The former cocaine addict got an unconditional pardon from his father in December 2024 after he was convicted on gun charges.

Via X
Hunter Biden while letting loose on his fellow Democrats in a three and half hour interview. Via X

Hunter Biden has announced he has taken a job with a nonprofit organization focused on preventing homelessness and protecting tenants’ rights in southern Los Angeles.

The company is named BASTA, which in Italian means “enough” or “stop.” 

“I just think there is such an opportunity to be of service right now — and not in, you know, some kind of melodramatic way,” Mr. Biden said in an interview with podcaster Andrew Callaghan, which was posted on YouTube on Tuesday. “A lot of people that are, you know, getting the s— beat out of them out there, right here in L.A. And there is enormous opportunity for just normal people to do kind of heroic things.”

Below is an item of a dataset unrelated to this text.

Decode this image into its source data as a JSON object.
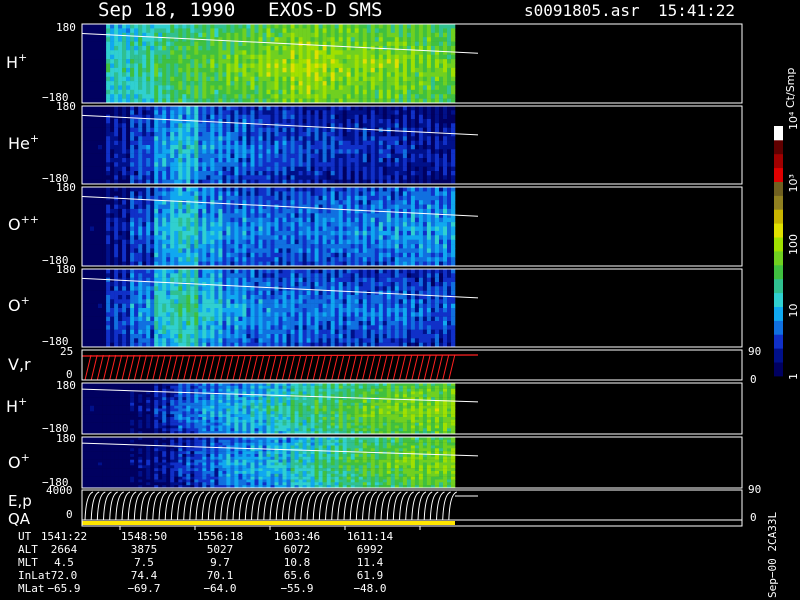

Mr. Biden — who received an unconditional pardon from President Biden in December 2024 after he was convicted in June on gun charges — said he joined BASTA as the director of development. The organization works to advocate for tenants and protect them from eviction, with a particular focus on assisting illegal aliens and their families.

“We are the only group — at least in southern California — that represents undocumented [individuals], and so we don’t take any federal money,” Mr. Biden, who attended Yale Law School but has since had his law license revoked, said. He highlighted BASTA’s work with diverse groups, including El Salvadoran and Ukrainian immigrants, many of whom face challenges finding employment.

“Then they lose their income, and almost all of these people are families and children,” Mr. Biden said. “And if you can keep someone in their apartment or their home, you obviously also [are] keeping somebody off the street and homelessness. And what you find is that when a child becomes homeless, the road back to any chance of normalcy just becomes exponentially harder and harder.”

As usual, social media users jumped into the fray. “Do they do pre-employment substance screening?” one wag wrote in reference to Mr. Biden’s history as a crack cocaine addict. “What? No energy companies hiring?” another wrote, referring to Mr. Biden’s job with a Ukraine energy company that paid him $80,000 a month for his work as a board member. 

“I thought he was a world-renowned artist worthy of hundreds of thousands per piece, in addition to being a sought-after board member for his oil & gas expertise,” a third wrote.

Mr. Biden is an amateur painter who sold art pieces for about $1.5 million between 2021 and 2024, when his father was president. 

One social media user had a suggestion for Mr. Biden’s next job. “Hunter Biden should be the face and spokesman for all Democrats, something both sides could agree to,” the person wrote.

BASTA, founded in 2005, operates with more than 15 attorneys and a team of 10 staff members across four full-service offices, its website says. One key element of BASTA’s strategy is bringing eviction defense cases to jury trials, a right protected under California’s constitution. 

“Rather than having cases decided by a single judge, cases are decided by members of the community — including many tenants,” the website says. “The strategy works. BASTA has won more jury trials in eviction cases than all of the other organizations in Southern California combined.”